There are so many issues to be addressed I can’t list them all here but they range from the explosion in the numbers of elderly people, junior doctors in revolt over working hours, the price of drugs and the complexity of the commissioning process introduced by former Health Secretary Andrew Lansley.
We got by last winter because it was mild but the issue won’t go away.
It was tempting to think that this year of political upsets was going to end with Donald Trump heading for the White House.
The Republican Presidential candidate has just changed his campaign team for the second time. It begins to look like desperation. It seemed for a while that Trump would successfully tap into the “left behind” section of the electorate that is as big a factor in America as it is here.
However it appears The Donald has been rude to too many people and has increasingly become vulnerable to the belief that he is unstable and not up to the job.
Hubert Humphrey in 1968 and Gerald Ford in 1976 came back from similar August deficits to make the race close, but nobody has ever made up the poll lead currently enjoyed by Hillary Clinton.
God forbid a terrorist attack or more revelations about the Clinton’s past could still affect the race but at the moment the USA looks on course to elect its first female President.

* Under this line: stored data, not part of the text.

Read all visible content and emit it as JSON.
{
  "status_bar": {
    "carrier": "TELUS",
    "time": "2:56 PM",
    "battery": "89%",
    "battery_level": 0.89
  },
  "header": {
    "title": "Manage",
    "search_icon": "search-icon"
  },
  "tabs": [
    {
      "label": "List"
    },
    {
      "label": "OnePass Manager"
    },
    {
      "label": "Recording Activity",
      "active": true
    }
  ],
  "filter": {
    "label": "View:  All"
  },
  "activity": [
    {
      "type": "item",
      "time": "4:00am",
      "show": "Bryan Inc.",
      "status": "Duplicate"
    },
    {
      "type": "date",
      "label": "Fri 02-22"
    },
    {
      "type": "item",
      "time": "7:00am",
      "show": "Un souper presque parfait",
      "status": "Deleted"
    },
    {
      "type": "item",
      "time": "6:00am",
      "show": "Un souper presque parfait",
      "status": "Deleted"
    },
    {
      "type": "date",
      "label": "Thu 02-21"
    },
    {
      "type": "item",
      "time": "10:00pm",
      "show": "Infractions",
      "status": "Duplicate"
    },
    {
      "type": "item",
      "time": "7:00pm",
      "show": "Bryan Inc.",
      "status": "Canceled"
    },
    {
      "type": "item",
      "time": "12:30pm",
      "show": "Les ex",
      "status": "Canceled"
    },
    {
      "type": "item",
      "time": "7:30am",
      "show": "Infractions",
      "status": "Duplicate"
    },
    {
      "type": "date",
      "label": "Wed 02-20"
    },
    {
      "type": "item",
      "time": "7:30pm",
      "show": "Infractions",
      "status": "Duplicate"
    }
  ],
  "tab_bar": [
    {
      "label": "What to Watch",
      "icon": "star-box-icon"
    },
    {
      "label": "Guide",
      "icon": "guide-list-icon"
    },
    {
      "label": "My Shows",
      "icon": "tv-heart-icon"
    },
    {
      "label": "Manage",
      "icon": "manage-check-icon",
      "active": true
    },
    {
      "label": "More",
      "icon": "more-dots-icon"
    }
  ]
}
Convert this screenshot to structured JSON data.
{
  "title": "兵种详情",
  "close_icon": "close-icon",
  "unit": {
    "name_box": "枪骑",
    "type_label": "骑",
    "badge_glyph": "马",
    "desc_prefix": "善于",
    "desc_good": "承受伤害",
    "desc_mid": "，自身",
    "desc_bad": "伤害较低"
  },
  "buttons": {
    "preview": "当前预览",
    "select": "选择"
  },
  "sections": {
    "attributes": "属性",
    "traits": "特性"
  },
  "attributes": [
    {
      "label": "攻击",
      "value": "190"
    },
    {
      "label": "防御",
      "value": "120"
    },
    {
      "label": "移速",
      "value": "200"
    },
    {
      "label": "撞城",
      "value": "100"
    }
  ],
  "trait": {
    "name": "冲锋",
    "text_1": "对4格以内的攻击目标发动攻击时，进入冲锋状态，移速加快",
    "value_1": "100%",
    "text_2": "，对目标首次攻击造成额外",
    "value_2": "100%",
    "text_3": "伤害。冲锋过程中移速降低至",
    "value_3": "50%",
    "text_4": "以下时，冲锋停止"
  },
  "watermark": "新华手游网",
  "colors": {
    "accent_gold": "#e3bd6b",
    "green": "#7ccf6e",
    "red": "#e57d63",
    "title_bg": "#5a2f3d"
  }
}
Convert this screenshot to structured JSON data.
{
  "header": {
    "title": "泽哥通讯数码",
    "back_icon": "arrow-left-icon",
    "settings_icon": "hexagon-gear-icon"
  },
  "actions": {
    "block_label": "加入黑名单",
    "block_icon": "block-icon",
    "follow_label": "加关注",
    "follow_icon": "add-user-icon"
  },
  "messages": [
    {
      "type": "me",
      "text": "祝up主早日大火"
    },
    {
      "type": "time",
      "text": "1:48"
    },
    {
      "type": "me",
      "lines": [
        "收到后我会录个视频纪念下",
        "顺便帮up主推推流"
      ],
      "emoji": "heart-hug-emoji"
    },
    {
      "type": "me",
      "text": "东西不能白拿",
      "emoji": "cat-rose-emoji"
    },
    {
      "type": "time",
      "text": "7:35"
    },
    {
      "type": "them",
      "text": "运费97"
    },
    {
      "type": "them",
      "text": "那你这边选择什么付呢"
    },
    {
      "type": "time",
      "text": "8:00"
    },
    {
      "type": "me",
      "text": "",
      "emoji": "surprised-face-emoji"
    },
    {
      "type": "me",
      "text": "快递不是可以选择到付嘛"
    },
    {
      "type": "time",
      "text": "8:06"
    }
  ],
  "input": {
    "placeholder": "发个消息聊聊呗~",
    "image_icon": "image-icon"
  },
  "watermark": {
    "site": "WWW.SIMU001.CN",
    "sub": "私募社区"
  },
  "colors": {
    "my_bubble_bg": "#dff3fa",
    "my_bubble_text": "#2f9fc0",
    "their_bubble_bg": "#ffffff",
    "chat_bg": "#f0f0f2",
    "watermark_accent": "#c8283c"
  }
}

UNHAPPY ENDS FOR PRIME MINISTERS.
Things have gone a bit quieter even in this turbulent political summer so we’ve a moment to contemplate the last Prime Minister who left office at the time of his choosing and in reasonable standing with the electorate. That man would be Harold Wilson who having won two General Elections in 1974 suddenly decided to retire in 1976.
Since then it has been a succession of woes. Jim Callaghan lost power after the Winter of Discontent. Margaret Thatcher was brought down by Europe and the Poll Tax. John Major lost office due to rows over the Maastricht Treaty (Europe again). Tony Blair became haunted by the Iraq War, Gordon Brown was defeated at the polls and for David Cameron it was Europe again.
Perhaps Theresa May will be able to reverse this pattern. There are few threats on the horizon at the moment that suggest her period of office ending under a cloud, but that’s what the other five may have thought during their honeymoon period.